Destaca, sin embargo, el interés del público en asistir a las actividades. Y en ese punto hace hincapié también la escritora española de literatura infantil Montserrat del Amo, una de las invitadas extranjeras de la cita literaria. Refiere que el público disfruta de acercarse a los autores para que le firmen los libros y dialogar. A ella la entusiasma constatar que los lectores han dejado de ver a los autores como seres lejanos y extraños.
La poeta Carmen Váscones cree que la Feria del Libro ha sido una oportunidad para acercarse a la obra de autores nuevos y poco conocidos en el país, como los argentinos Andrés Neuman y Marcelo Figueras y conocer su proceso creativo. Destaca, asimismo, la presencia de la delegación de autores mexicanos y los libros de ese país, que se podían hallar en el pabellón del Fondo de Cultura Económica.
En opinión del poeta Ángel Emilio Hidalgo, la feria ha decrecido en calidad respecto a las anteriores (esta es la tercera que se efectúa). Sin embargo, cree que debe mantenerse y luchar para mejorar, “porque representa la oportunidad de que un amplio público tenga una alternativa cultural”.
Opina que los organizadores deberían ser más exigentes y rigurosos en cuanto a la programación y potenciar sobre todo la actividad lectora. “Que la feria contribuya a la formación de lectores críticos”.
Maritza Cino sostiene que se hace necesario que la feria replantee sus objetivos. “Debería sopesarse más cuál es la función de una feria de libro y no dispersarse”.

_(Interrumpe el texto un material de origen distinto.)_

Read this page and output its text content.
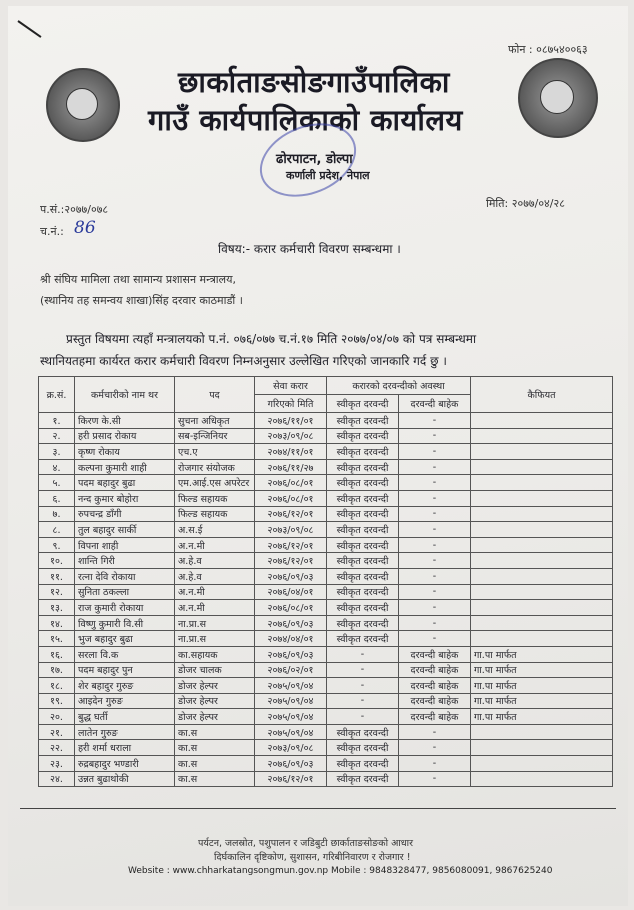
फोन : ०८७५४००६३
छार्काताङसोङगाउँपालिका
गाउँ कार्यपालिकाको कार्यालय
ढोरपाटन, डोल्पा
कर्णाली प्रदेश, नेपाल
प.सं.:२०७७/०७८
च.नं.: 86
मिति: २०७७/०४/२८
विषय:- करार कर्मचारी विवरण सम्बन्धमा ।
श्री संघिय मामिला तथा सामान्य प्रशासन मन्त्रालय,
(स्थानिय तह समन्वय शाखा)सिंह दरवार काठमाडौं ।
प्रस्तुत विषयमा त्यहाँ मन्त्रालयको प.नं. ०७६/०७७ च.नं.१७ मिति २०७७/०४/०७ को पत्र सम्बन्धमा
स्थानियतहमा कार्यरत करार कर्मचारी विवरण निम्नअनुसार उल्लेखित गरिएको जानकारि गर्द छु ।
क्र.सं.	कर्मचारीको नाम थर	पद	सेवा करार	करारको दरवन्दीको अवस्था		कैफियत
			गरिएको मिति	स्वीकृत दरवन्दी	दरवन्दी बाहेक	
१.	किरण के.सी	सुचना अधिकृत	२०७६/११/०१	स्वीकृत दरवन्दी	-	
२.	हरी प्रसाद रोकाय	सब-इन्जिनियर	२०७३/०९/०८	स्वीकृत दरवन्दी	-	
३.	कृष्ण रोकाय	एच.ए	२०७४/११/०१	स्वीकृत दरवन्दी	-	
४.	कल्पना कुमारी शाही	रोजगार संयोजक	२०७६/११/२७	स्वीकृत दरवन्दी	-	
५.	पदम बहादुर बुढा	एम.आई.एस अपरेटर	२०७६/०८/०१	स्वीकृत दरवन्दी	-	
६.	नन्द कुमार बोहोरा	फिल्ड सहायक	२०७६/०८/०१	स्वीकृत दरवन्दी	-	
७.	रुपचन्द्र डाँगी	फिल्ड सहायक	२०७६/१२/०१	स्वीकृत दरवन्दी	-	
८.	तुल बहादुर सार्की	अ.स.ई	२०७३/०९/०८	स्वीकृत दरवन्दी	-	
९.	विपना शाही	अ.न.मी	२०७६/१२/०१	स्वीकृत दरवन्दी	-	
१०.	शान्ति गिरी	अ.हे.व	२०७६/१२/०१	स्वीकृत दरवन्दी	-	
११.	रत्ना देवि रोकाया	अ.हे.व	२०७६/०९/०३	स्वीकृत दरवन्दी	-	
१२.	सुनिता ठकल्ला	अ.न.मी	२०७६/०४/०१	स्वीकृत दरवन्दी	-	
१३.	राज कुमारी रोकाया	अ.न.मी	२०७६/०८/०१	स्वीकृत दरवन्दी	-	
१४.	विष्णु कुमारी वि.सी	ना.प्रा.स	२०७६/०९/०३	स्वीकृत दरवन्दी	-	
१५.	भुज बहादुर बुढा	ना.प्रा.स	२०७४/०४/०१	स्वीकृत दरवन्दी	-	
१६.	सरला वि.क	का.सहायक	२०७६/०९/०३	-	दरवन्दी बाहेक	गा.पा मार्फत
१७.	पदम बहादुर पुन	डोजर चालक	२०७६/०२/०१	-	दरवन्दी बाहेक	गा.पा मार्फत
१८.	शेर बहादुर गुरुङ	डोजर हेल्पर	२०७५/०९/०४	-	दरवन्दी बाहेक	गा.पा मार्फत
१९.	आइदेन गुरुङ	डोजर हेल्पर	२०७५/०९/०४	-	दरवन्दी बाहेक	गा.पा मार्फत
२०.	बुद्ध घर्ती	डोजर हेल्पर	२०७५/०९/०४	-	दरवन्दी बाहेक	गा.पा मार्फत
२१.	लातेन गुरुङ	का.स	२०७५/०९/०४	स्वीकृत दरवन्दी	-	
२२.	हरी शर्मा धराला	का.स	२०७३/०९/०८	स्वीकृत दरवन्दी	-	
२३.	रुद्रबहादुर भण्डारी	का.स	२०७६/०९/०३	स्वीकृत दरवन्दी	-	
२४.	उन्नत बुढाथोकी	का.स	२०७६/१२/०१	स्वीकृत दरवन्दी	-	
पर्यटन, जलस्रोत, पशुपालन र जडिबुटी छार्काताङसोङको आधार
दिर्घकालिन दृष्टिकोण, सुशासन, गरिबीनिवारण र रोजगार !
Website : www.chharkatangsongmun.gov.np Mobile : 9848328477, 9856080091, 9867625240
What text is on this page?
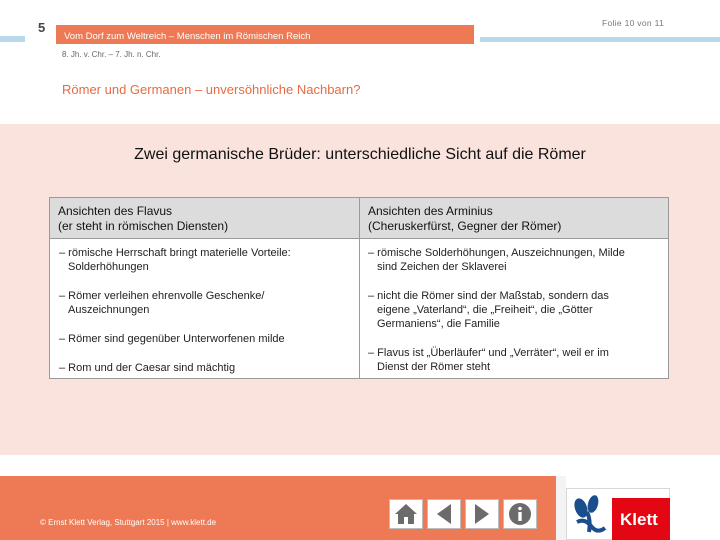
5	Folie 10 von 11
Vom Dorf zum Weltreich – Menschen im Römischen Reich
8. Jh. v. Chr. – 7. Jh. n. Chr.
Römer und Germanen – unversöhnliche Nachbarn?
Zwei germanische Brüder: unterschiedliche Sicht auf die Römer
Ansichten des Flavus
(er steht in römischen Diensten)
Ansichten des Arminius
(Cheruskerfürst, Gegner der Römer)
– römische Herrschaft bringt materielle Vorteile:
Solderhöhungen
– Römer verleihen ehrenvolle Geschenke/
Auszeichnungen
– Römer sind gegenüber Unterworfenen milde
– Rom und der Caesar sind mächtig
– römische Solderhöhungen, Auszeichnungen, Milde
sind Zeichen der Sklaverei
– nicht die Römer sind der Maßstab, sondern das
eigene „Vaterland“, die „Freiheit“, die „Götter
Germaniens“, die Familie
– Flavus ist „Überläufer“ und „Verräter“, weil er im
Dienst der Römer steht
© Ernst Klett Verlag, Stuttgart 2015 | www.klett.de	Klett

Hidalgo aboga porque cuente con apoyo para que no deje de hacerse, ya que es importante que existan estas instancias de acceso al conocimiento. El narrador Miguel Antonio Chávez anota que la empresa privada, que generalmente auspicia otras actividades, debería apoyar también la cita librera y ayudar a potenciarla. Este autor dice que es testigo de los esfuerzos que se hacen para sacar esta feria adelante.
RUIDO
Uno de los problemas de la feria fue el ruido que llegaba hasta los lugares donde se realizaban los actos. Venía de los pabellones o de otros programas que se realizaban a la misma hora.
SIN PRESENTADORES
Varios de los invitados para presentar libros de autores nacionales no llegaron y fueron reemplazados de último momento. Sucedió con los libros de Alicia Yánez Cossío y Miguel Donoso.